The one on my wrist is three dots ... - it's an ellipses. To be continued. To continue writing. Not the end, but rather a continuation of a thought. A break. Or maybe something that has been excluded from the story. An ellipses can have many different uses in writing. Mine is all of them, and yet none of them.
Mine is my reminder that God holds the pen. He has written my story, and is still writing more details. My story is fully known and complete and redeemed by Him, and yet it has not been closed and forgotten on a shelf as He moved onto a different story.
It is my reminder that in my darkest times, I have a Creator who loves me enough to write my identity. Not to leave me to find it out on my own, but to have it written for me to go to whenever I need reminding of who I am and who I am not.

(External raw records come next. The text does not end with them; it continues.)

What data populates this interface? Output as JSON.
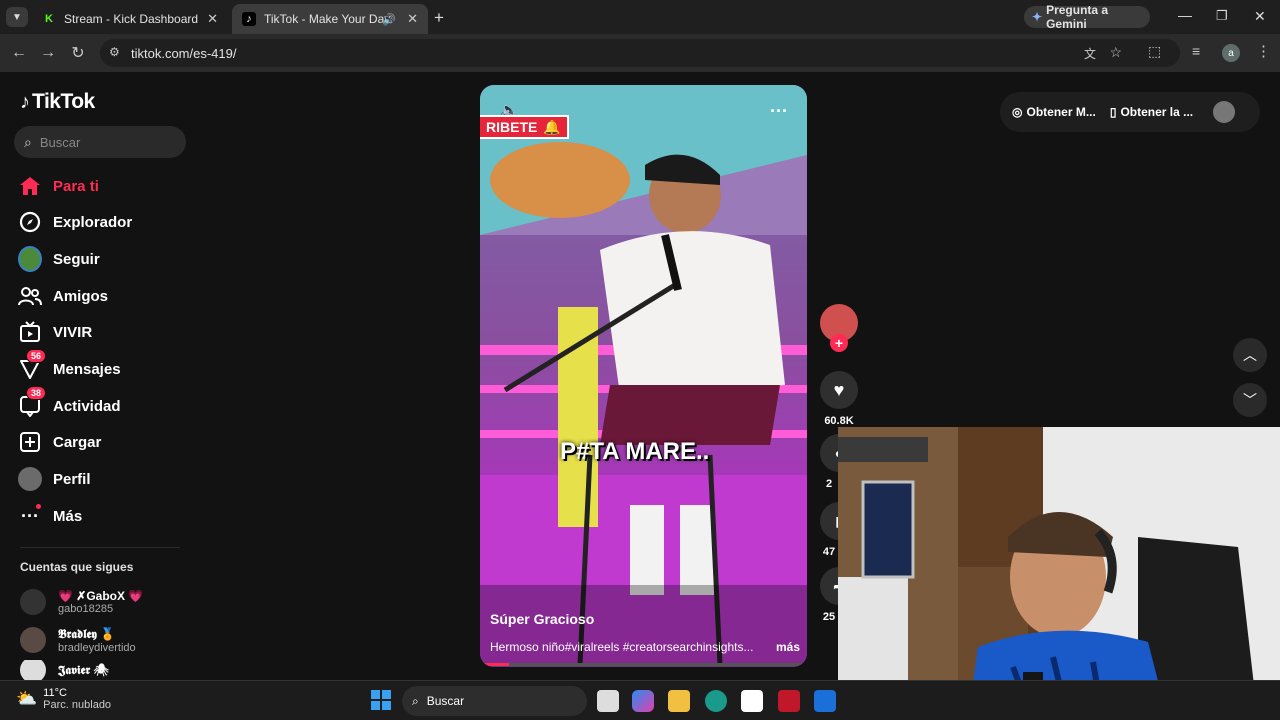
{
  "browser": {
    "tabs": [
      {
        "title": "Stream - Kick Dashboard",
        "favicon": "kick-icon"
      },
      {
        "title": "TikTok - Make Your Day",
        "favicon": "tiktok-icon"
      }
    ],
    "gemini_label": "Pregunta a Gemini",
    "url": "tiktok.com/es-419/",
    "profile_initial": "a"
  },
  "tiktok": {
    "logo": "TikTok",
    "search_placeholder": "Buscar",
    "nav": [
      {
        "label": "Para ti",
        "icon": "home-icon",
        "active": true
      },
      {
        "label": "Explorador",
        "icon": "compass-icon"
      },
      {
        "label": "Seguir",
        "icon": "following-avatar-icon"
      },
      {
        "label": "Amigos",
        "icon": "friends-icon"
      },
      {
        "label": "VIVIR",
        "icon": "live-tv-icon"
      },
      {
        "label": "Mensajes",
        "icon": "messages-icon",
        "badge": "56"
      },
      {
        "label": "Actividad",
        "icon": "activity-icon",
        "badge": "38"
      },
      {
        "label": "Cargar",
        "icon": "upload-icon"
      },
      {
        "label": "Perfil",
        "icon": "profile-avatar-icon"
      },
      {
        "label": "Más",
        "icon": "more-dots-icon"
      }
    ],
    "following_title": "Cuentas que sigues",
    "following": [
      {
        "name": "💗 ✗GaboX 💗",
        "handle": "gabo18285"
      },
      {
        "name": "𝕭𝖗𝖆𝖉𝖑𝖊𝖞 🏅",
        "handle": "bradleydivertido"
      },
      {
        "name": "𝕵𝖆𝖛𝖎𝖊𝖗 🕷",
        "handle": ""
      }
    ],
    "top_right": {
      "btn1": "Obtener M...",
      "btn2": "Obtener la ..."
    },
    "video": {
      "banner": "RIBETE",
      "caption_overlay": "P#TA MARE..",
      "author": "Súper Gracioso",
      "description": "Hermoso niño#viralreels #creatorsearchinsights...",
      "more": "más",
      "likes": "60.8K",
      "count2": "2",
      "count3": "47",
      "count4": "25"
    }
  },
  "taskbar": {
    "temp": "11°C",
    "weather": "Parc. nublado",
    "search": "Buscar"
  },
  "colors": {
    "accent": "#fe2c55",
    "bg": "#121212"
  }
}
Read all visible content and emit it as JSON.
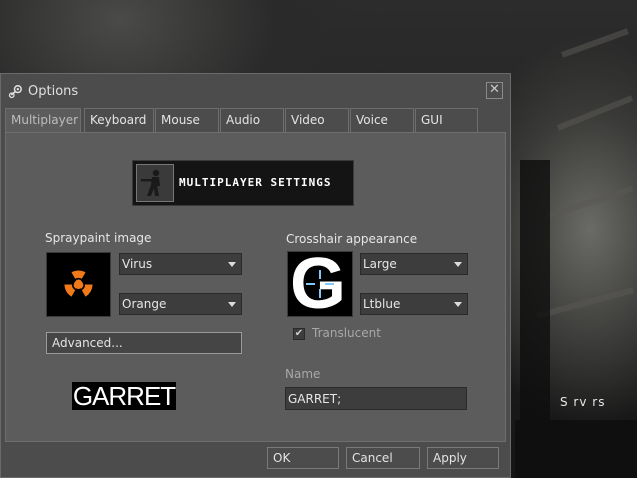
{
  "window": {
    "title": "Options",
    "close_glyph": "✕"
  },
  "tabs": [
    {
      "label": "Multiplayer",
      "active": true
    },
    {
      "label": "Keyboard",
      "active": false
    },
    {
      "label": "Mouse",
      "active": false
    },
    {
      "label": "Audio",
      "active": false
    },
    {
      "label": "Video",
      "active": false
    },
    {
      "label": "Voice",
      "active": false
    },
    {
      "label": "GUI",
      "active": false
    }
  ],
  "banner": {
    "text": "MULTIPLAYER SETTINGS",
    "icon": "soldier-icon"
  },
  "spray": {
    "label": "Spraypaint image",
    "image_combo": "Virus",
    "color_combo": "Orange",
    "advanced_button": "Advanced...",
    "preview_text": "GARRET",
    "icon": "radiation-icon",
    "icon_color": "#f07a1a"
  },
  "crosshair": {
    "label": "Crosshair appearance",
    "size_combo": "Large",
    "color_combo": "Ltblue",
    "translucent_label": "Translucent",
    "translucent_checked": true,
    "preview_letter": "G",
    "crosshair_color": "#7fc9ff"
  },
  "name": {
    "label": "Name",
    "value": "GARRET;"
  },
  "buttons": {
    "ok": "OK",
    "cancel": "Cancel",
    "apply": "Apply"
  },
  "background": {
    "text": "S rv rs"
  }
}
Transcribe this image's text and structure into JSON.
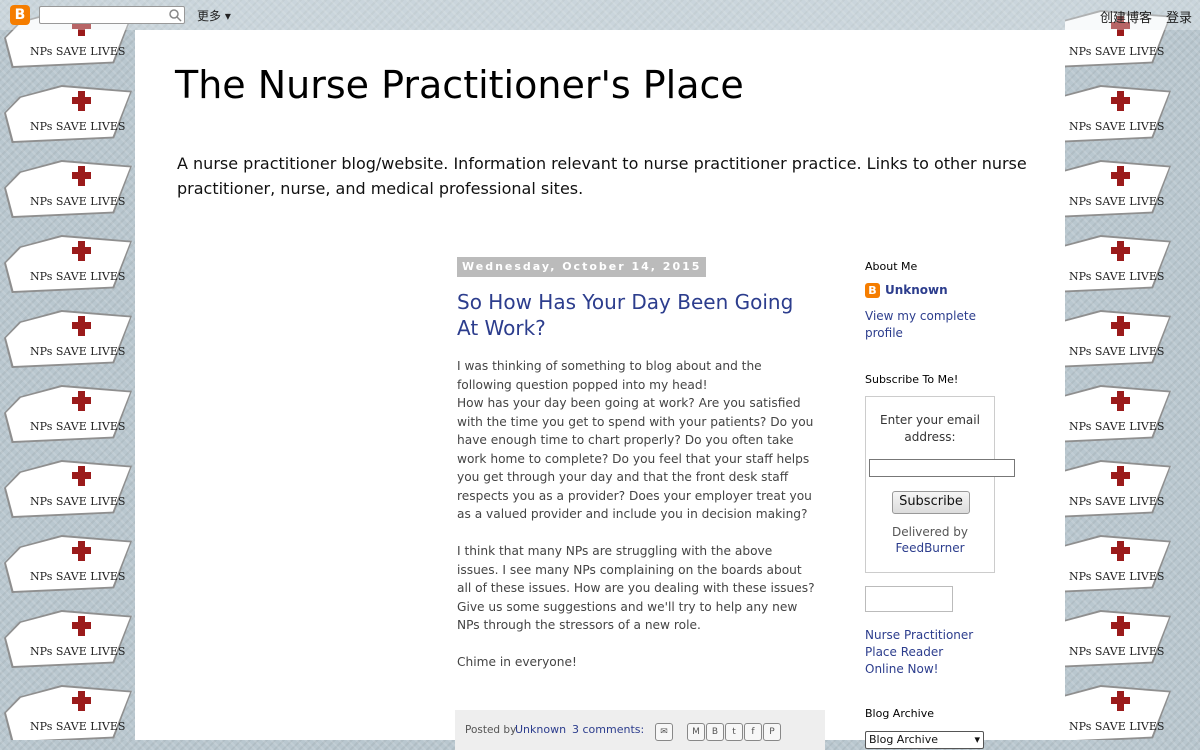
{
  "navbar": {
    "more_label": "更多",
    "create_blog": "创建博客",
    "login": "登录",
    "search_placeholder": ""
  },
  "background_tile_text": "NPs SAVE LIVES",
  "blog": {
    "title": "The Nurse Practitioner's Place",
    "description": "A nurse practitioner blog/website. Information relevant to nurse practitioner practice. Links to other nurse practitioner, nurse, and medical professional sites."
  },
  "post": {
    "date": "Wednesday, October 14, 2015",
    "title": "So How Has Your Day Been Going At Work?",
    "paragraphs": [
      "I was thinking of something to blog about and the following question popped into my head!",
      "How has your day been going at work? Are you satisfied with the time you get to spend with your patients? Do you have enough time to chart properly? Do you often take work home to complete? Do you feel that your staff helps you get through your day and that the front desk staff respects you as a provider? Does your employer treat you as a valued provider and include you in decision making?",
      "I think that many NPs are struggling with the above issues. I see many NPs complaining on the boards about all of these issues. How are you dealing with these issues? Give us some suggestions and we'll try to help any new NPs through the stressors of a new role.",
      "Chime in everyone!"
    ],
    "footer": {
      "posted_by_label": "Posted by",
      "author": "Unknown",
      "comments": "3 comments:"
    }
  },
  "sidebar": {
    "about_heading": "About Me",
    "profile_name": "Unknown",
    "view_profile": "View my complete profile",
    "subscribe_heading": "Subscribe To Me!",
    "email_label": "Enter your email address:",
    "subscribe_button": "Subscribe",
    "delivered_by": "Delivered by",
    "feedburner": "FeedBurner",
    "reader_link": "Nurse Practitioner Place Reader Online Now!",
    "archive_heading": "Blog Archive",
    "archive_select": "Blog Archive"
  },
  "colors": {
    "link": "#2c3d8d",
    "date_header_bg": "#bbbbbb",
    "blogger_orange": "#f57d00",
    "cross_red": "#9b1b1b"
  }
}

I am a child of the most high God.
I am loved.
I am forgiven.
I am filled with grace.
I am not alone.
I am not forgotten.
I am redeemed.
I am lead.
I am beautiful.
I am strong in my weakness.
I am held.
I am perfected through Him.
It is my reminder that I am not my scars. I am not what has happened to me. I am not the product of a fallen and sinful and hurtful world.
My second tattoo says "volim te" which means
"I love you"
in Croatian. The summer of 2017, I went on Deputation through the Inn and worked with a church in Montenegro for two months. Although it was one of the hardest two months, it was full of a lot more rest than I could have ever expected.
I had no idea that these two months would be a calm before a turbulent and destructive, yet necessary storm would disrupt my life. But here was where I saw God's love the most tangibly. I was loved unconditionally by everyone I met. I was welcomed into homes, prayed over, given food and coffee, given jewelry, hugged. There was nothing I could do that would cause the love of these people to decrease. I had never seen such perfect love. The thing was, it wasn't naive at all. This love was fully aware of the brokenness and problems and hurt surrounding and intruding everything around us. Yet, this love covered all of us with a protection from those things in the moments we were together.
I got to see a physical manifestation of what it would have been to have been loved by Jesus.
That is something I will never forget. No matter the frustrations and complications and broken expectations that happened on that trip, that love surpassed all else.
There is nothing about these tattoos that I regret. I never will. These tattoos represent a part of who I am, so why not make them a part of my physical body?